Milliner represented Small Unions (1947–50) and his own union (from 1950) on the Queensland central executive of Labor. An active and influential State party manager, he chaired the rules committee, held office as vice-president for a term, and was president in 1963–68. At the meeting called in April 1957 to consider the situation of the then Labor Premier of Queensland, Vince Gair, he moved that there be further negotiations before the premier's expulsion from Labor was discussed; when his proposal was rejected, he voted with the TLC group to expel Gair.

Milliner was a competent chairman who tried to achieve unity, to broaden the party's electoral base, and to encourage the involvement of women and the young. His leadership proved decisive in winning party support in Queensland for Gough Whitlam in his confrontation with Labor's federal executive in February 1966.

In 1962 Milliner had unsuccessfully sought party nomination to be considered by the Legislative Assembly of Queensland for a casual vacancy in the Senate following the death of Max Poulter. Labor had nominated the unsuccessful candidate, Alf Arnell, however he was rejected by the Queensland Legislative Assembly. Labor then nominated George Whiteside who was appointed.
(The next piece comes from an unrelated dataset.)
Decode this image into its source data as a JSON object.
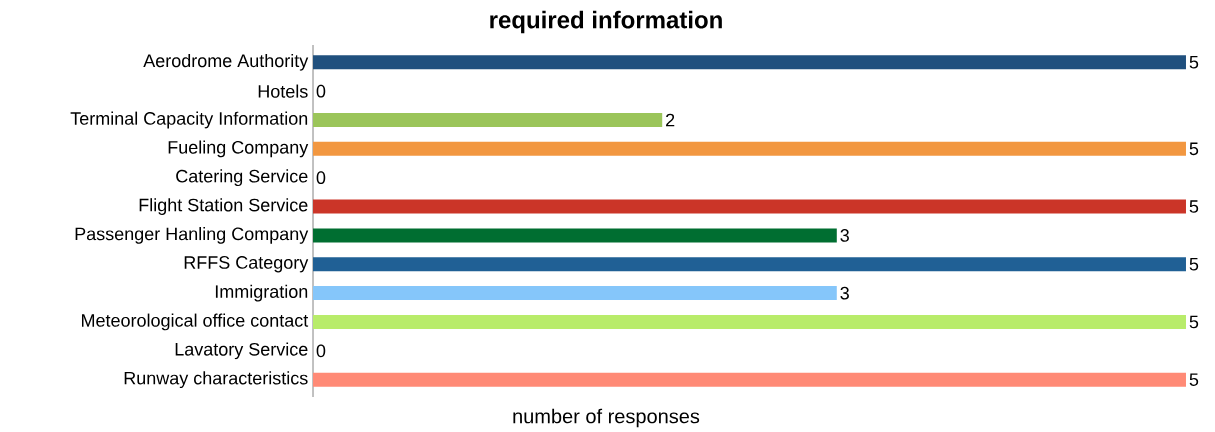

At the 1967 election he won a seat in the Senate. His term began on 1 July 1968. He sat on ten parliamentary committees and in 1974 was appointed temporary Chairman of Committees in the Senate.

==Death and replacement==
Milliner died suddenly of a heart attack on 30 June 1975 in his Brisbane office. The question of his replacement then arose. Since the introduction of proportional voting in 1949 it had been a convention that when a casual vacancy arose through the resignation or death of a senator mid-term, the relevant state parliament would replace the senator with a person nominated by the departed senator's political party. On this occasion Labor nominated the unsuccessful candidate Mal Colston, however the Queensland Premier Joh Bjelke-Petersen asked for a list of three names, which Labor refused to supply. Bjelke-Petersen then invited nominations from any financial member of the Labor Party. Albert Field, who was a Labor member but was openly critical of the Whitlam government, applied and was appointed by the Queensland Legislative Assembly.

Labor immediately expelled Field from the party because he accepted an appointment contrary to its wishes. Labor challenged his appointment in the High Court, arguing that he was still technically employed by the Queensland Public Service (an office of profit under the Crown) at the time of his acceptance of the appointment because he had resigned, but without giving the required two weeks' notice. Consequently, Field was on leave from the Senate for all but a few days of his term. The death of Milliner and his replacement by Field was one of the factors that enabled the Senate to block the Whitlam government's supply bills, which in turn led to the government's dismissal.

Milliner's son Glen was a member of the Legislative Assembly of Queensland from 1977 to 1998.